A note about this article: This was a feature I wrote for Net magazine which was sadly closed down before it was published. It's aimed at people who want to get into devOps, or product owners who want to understand what it is they're getting themselves into. I hope it proves to be useful.
Websites are great tools for communication, but it's remarkably easy to take them offline. One of the most panic-inducing moments for any operation can be that first call from a customer informing you that the site is down ... and then the next call, and then fifty more ... suddenly the company grinds to a halt until the problem can be fixed.

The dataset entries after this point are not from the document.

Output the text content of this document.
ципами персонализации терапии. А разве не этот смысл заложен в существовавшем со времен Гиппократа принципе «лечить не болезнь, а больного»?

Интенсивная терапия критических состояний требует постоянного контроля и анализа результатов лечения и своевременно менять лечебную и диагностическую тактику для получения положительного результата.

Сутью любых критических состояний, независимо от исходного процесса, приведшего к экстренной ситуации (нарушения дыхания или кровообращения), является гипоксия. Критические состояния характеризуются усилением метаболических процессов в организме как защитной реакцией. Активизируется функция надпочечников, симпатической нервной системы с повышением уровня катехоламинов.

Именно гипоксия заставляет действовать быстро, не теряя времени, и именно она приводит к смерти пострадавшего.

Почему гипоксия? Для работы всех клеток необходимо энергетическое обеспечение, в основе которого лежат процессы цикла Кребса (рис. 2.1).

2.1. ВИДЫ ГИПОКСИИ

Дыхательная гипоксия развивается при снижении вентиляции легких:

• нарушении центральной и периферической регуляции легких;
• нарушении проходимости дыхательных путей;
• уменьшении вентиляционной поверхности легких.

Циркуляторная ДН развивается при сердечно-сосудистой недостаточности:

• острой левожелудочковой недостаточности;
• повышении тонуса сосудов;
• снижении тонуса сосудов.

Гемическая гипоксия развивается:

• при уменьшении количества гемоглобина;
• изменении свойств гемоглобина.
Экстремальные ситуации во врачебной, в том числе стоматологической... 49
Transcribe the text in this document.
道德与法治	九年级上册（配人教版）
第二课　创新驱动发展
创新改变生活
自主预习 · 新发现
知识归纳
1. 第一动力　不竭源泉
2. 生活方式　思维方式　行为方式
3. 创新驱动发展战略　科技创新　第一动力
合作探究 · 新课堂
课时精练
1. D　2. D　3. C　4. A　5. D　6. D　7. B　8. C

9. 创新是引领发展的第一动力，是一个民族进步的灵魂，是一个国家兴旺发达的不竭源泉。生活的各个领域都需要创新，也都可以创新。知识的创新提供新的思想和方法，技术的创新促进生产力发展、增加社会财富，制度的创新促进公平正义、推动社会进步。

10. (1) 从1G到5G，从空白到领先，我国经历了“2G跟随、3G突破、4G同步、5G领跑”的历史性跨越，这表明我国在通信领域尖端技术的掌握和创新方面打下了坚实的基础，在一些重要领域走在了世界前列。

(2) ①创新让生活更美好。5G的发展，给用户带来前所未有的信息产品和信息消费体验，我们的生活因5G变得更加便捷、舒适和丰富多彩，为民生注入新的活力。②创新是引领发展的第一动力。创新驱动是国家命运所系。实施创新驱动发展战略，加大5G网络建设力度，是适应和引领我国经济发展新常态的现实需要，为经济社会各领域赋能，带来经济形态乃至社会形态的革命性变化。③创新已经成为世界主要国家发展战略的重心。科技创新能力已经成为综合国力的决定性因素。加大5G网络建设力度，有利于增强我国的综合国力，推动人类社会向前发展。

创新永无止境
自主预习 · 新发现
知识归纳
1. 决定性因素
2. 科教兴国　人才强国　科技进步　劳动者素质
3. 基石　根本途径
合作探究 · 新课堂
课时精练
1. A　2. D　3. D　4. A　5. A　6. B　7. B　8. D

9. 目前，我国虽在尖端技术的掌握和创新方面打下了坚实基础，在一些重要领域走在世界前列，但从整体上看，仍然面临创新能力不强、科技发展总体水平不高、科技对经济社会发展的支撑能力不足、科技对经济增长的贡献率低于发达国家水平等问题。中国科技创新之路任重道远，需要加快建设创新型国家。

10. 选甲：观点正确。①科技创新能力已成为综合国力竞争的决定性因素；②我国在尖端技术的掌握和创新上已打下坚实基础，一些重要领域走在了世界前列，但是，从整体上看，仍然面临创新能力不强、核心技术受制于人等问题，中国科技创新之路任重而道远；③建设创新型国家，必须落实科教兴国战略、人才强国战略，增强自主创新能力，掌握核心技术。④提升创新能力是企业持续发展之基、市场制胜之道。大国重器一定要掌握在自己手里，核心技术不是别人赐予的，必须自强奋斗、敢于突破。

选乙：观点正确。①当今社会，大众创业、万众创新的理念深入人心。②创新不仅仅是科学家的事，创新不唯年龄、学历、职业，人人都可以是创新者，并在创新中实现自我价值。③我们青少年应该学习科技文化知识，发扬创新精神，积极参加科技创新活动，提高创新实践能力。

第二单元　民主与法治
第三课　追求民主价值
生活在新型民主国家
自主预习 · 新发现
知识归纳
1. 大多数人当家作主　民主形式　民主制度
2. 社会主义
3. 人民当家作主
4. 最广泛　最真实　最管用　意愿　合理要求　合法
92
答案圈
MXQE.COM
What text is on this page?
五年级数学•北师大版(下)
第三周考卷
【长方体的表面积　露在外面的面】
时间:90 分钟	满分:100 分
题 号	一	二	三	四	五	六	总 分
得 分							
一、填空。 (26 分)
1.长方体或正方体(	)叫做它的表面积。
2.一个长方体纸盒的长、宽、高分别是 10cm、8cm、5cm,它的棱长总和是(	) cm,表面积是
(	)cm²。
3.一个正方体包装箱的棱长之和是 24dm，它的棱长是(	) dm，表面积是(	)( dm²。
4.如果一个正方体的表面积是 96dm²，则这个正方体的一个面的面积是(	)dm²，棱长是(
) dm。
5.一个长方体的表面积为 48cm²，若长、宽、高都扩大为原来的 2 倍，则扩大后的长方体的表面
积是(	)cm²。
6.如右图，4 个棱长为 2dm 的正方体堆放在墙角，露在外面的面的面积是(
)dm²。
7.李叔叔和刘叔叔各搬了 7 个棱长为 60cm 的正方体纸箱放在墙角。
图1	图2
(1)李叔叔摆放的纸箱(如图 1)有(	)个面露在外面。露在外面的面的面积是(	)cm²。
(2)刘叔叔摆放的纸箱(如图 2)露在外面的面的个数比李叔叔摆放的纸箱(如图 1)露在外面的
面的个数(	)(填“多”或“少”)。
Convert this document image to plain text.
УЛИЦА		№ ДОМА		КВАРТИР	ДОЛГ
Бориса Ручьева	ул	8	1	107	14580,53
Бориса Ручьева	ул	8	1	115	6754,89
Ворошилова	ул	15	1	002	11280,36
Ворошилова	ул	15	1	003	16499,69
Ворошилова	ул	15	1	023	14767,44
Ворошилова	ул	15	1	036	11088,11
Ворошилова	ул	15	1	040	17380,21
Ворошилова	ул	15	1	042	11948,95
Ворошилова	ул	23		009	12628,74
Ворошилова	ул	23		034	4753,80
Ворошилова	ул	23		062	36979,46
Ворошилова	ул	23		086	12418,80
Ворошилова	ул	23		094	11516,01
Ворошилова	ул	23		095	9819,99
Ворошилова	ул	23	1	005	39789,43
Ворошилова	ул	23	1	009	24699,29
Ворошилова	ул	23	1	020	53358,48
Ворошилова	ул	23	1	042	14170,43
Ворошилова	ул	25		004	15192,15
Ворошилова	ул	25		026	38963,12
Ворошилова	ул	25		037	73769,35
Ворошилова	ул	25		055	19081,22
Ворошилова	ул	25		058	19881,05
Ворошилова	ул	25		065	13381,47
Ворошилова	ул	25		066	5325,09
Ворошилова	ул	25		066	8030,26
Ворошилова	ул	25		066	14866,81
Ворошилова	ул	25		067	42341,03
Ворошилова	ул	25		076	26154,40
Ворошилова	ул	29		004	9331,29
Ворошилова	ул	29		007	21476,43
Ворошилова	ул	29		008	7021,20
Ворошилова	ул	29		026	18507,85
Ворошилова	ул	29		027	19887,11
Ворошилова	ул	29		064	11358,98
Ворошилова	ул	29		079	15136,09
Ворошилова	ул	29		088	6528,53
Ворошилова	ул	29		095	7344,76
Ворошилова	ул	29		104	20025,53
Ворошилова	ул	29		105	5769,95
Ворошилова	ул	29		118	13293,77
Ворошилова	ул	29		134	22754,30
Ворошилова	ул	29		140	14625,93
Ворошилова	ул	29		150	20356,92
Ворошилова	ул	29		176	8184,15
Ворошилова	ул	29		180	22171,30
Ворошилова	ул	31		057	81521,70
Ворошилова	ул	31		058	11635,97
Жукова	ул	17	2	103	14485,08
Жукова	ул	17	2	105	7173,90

Downtime might not be much of a problem for every site out there. If you take down your own personal blog for a few hours, it probably doesn't matter a huge amount. However, most companies and other organisations now depend upon their web sites being accessible 24 hours a day, 7 days a week. Any downtime for these organisations results in loss: the company could be losing money, critical information might not be reaching the right people in a disaster zone, or at the very least, the organisation's reputation is being eroded, minute by minute.
For those organisations in which there's a huge financial investment and thousands — perhaps millions - of customers, reliability is a huge concern. There are now a large range of tools, products and - above all - strategies - for ensuring that if (or rather, when) something untoward happens, the right people can resolve the situation as quickly as possible.
In this article we're going to provide some answers to these questions:
- How can we as development teams continue to offer high levels of confidence?
- How can we trust that new features are going to work as expected?
- What can we do to minimise issues that do occur?
- What steps can we take to make sure any unwanted surprises can be fixed quickly?
- How can we make sure that the duration of any downtime is as short as possible?
We have at our fingertips a wealth of tools that can be added to a code base, and a process flow, to catch issues before they reach production ... and if they do reach production, to minimise the impact.
TypeScript is run by Microsoft and is developed for building applications at scale. Flow is a great alternative with a similar api.
The development team stand back proudly, showing you the work they've done over the last three months. Their pride quickly melts into dismay as the stakeholders say, "It wasn't supposed to work like that...!" Suddenly, the team has some costly refactoring work to do.
Assumptions are a development project's worst enemy. The more assumptions we make about how something is meant to work, the more risk we are creating. The best way to avoid assumptions is by investing time in gathering requirements and writing up clear documentation before any development work starts. If the documentation is loose, unclear or even non-existent, there will be a higher chance of something not working as expected.
"“Hell is other people’s undocumented assumptions.” — Nicole Fenton
Project management tools such as Trello, JIRA, Monday and others can be set up so that requirements can be clearly documented before project work can begin, and work can be broken down into manageable chunks. Some things that should be included in the documentation should include:
- Feature requirements
- Scope (what it should not include)
- UI Mockups
- Testing approach
Documenting the features as a team can be instrumental in reducing undocumented assumptions, allowing the developer to write code relevant to solving the task in scope.
For more information on this strategy, see the box "Documenting Features" below.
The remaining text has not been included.